Les incendies de forêt à grande échelle dans le département de la Haute-Corse ont suscité un nouveau débat sur l’équipement des forces françaises de protection civile. Alors que la sécheresse persistante, les températures élevées et les vents forts favorisent la propagation des flammes, le président du conseil d’administration du service d’incendie et de secours de la Haute-Corse (SIS 2B), Hyacinthe Vanni, formule de graves accusations contre l’État. Selon lui, les moyens nationaux de lutte aérienne contre les incendies actuellement mobilisés ne suffisent plus à répondre aux besoins accrus sur l’île méditerranéenne.
Critique du soutien aérien
Giacint Vanni dresse un tableau inquiétant de la situation actuelle. Les avions bombardiers d’eau disponibles, bien qu’engagés, ne sont accessibles que de manière ponctuelle et n’assurent pas un soutien continu à la lutte contre les incendies. C’est précisément lors de grands incendies de végétation qu’une présence aérienne permanente est essentielle pour contenir la propagation du feu et empêcher la reprise des foyers déjà éteints.
Selon le président du SIS 2B, cette situation contraint les unités au sol à travailler dans des conditions nettement plus difficiles et dangereuses. Sans soutien aérien régulier, les pompiers doivent souvent s’approcher des flammes, tandis que le feu peut se propager rapidement en raison du vent et d’un terrain difficile d’accès.
Vanni souligne que les pompiers du département travaillent sans interruption depuis plusieurs jours dans des conditions extrêmement éprouvantes, en risquant leur propre sécurité. Cependant, leur dévouement exceptionnel ne peut pas, à long terme, remplacer les ressources techniques manquantes.
Exigences envers l’État français
Dans ce contexte, le président du SIS 2B demande un renforcement substantiel des capacités étatiques de lutte contre les incendies. Il s’agit notamment de :
- l’augmentation du nombre d’avions bombardiers d’eau disponibles,
- l’organisation ininterrompue de rotations de vols afin d’assurer un soutien aérien permanent,
- une coordination plus étroite entre les forces nationales d’intervention et les services d’incendie régionaux.
L’objectif doit être de maintenir une pression continue sur les foyers d’incendie.
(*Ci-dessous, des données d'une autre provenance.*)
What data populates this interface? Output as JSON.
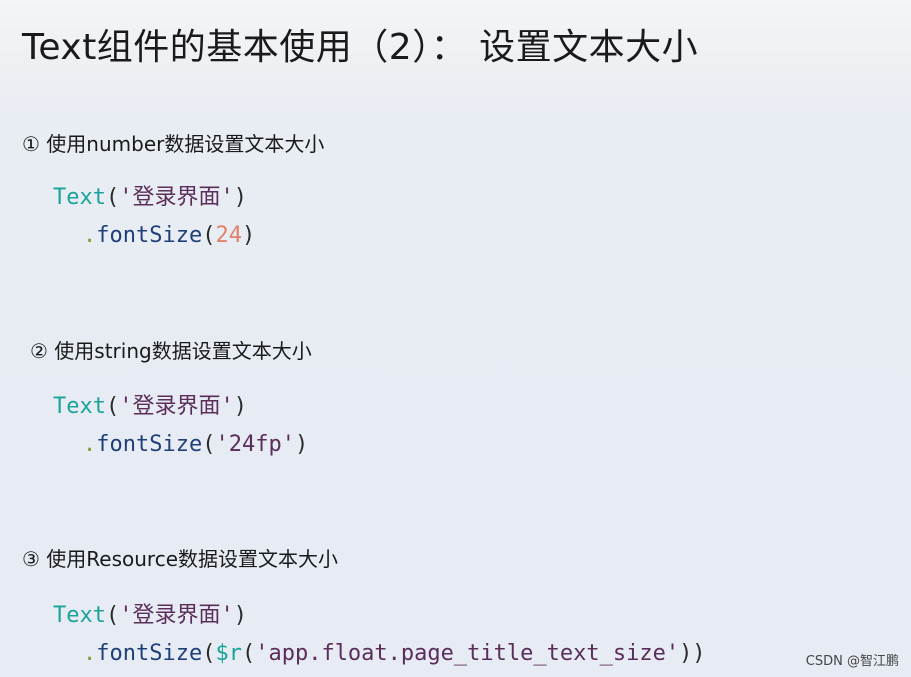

Des interruptions du soutien aérien peuvent compromettre le succès de l’extinction et accélérer considérablement la propagation du feu.
Les incendies de forêt deviennent un défi permanent pour la Corse
Les critiques ne sont pas survenues par hasard pendant une période de conditions météorologiques particulièrement difficiles. La Corse compte depuis de nombreuses années parmi les régions françaises présentant le plus grand risque d’incendies de forêt. Plusieurs facteurs augmentent considérablement le danger.
Le relief montagneux complique l’accès des véhicules de lutte contre l’incendie à de nombreux foyers. À cela s’ajoutent les denses broussailles du maquis, dont la végétation sèche s’enflamme facilement en été. Parallèlement, les températures élevées, les faibles précipitations et les vents forts font régulièrement en sorte que le feu se propage sur de grandes surfaces en peu de temps.
Les experts observent depuis de nombreuses années que le changement climatique prolonge et intensifie la saison des incendies de forêt dans la région méditerranéenne. La France a donc elle aussi progressivement adapté ses stratégies de lutte contre les incendies de forêt. Toutefois, les services d’incendie et les responsables politiques locaux soulignent à maintes reprises que les capacités aériennes de lutte contre les incendies disponibles pourraient atteindre leurs limites dans des conditions météorologiques extrêmes.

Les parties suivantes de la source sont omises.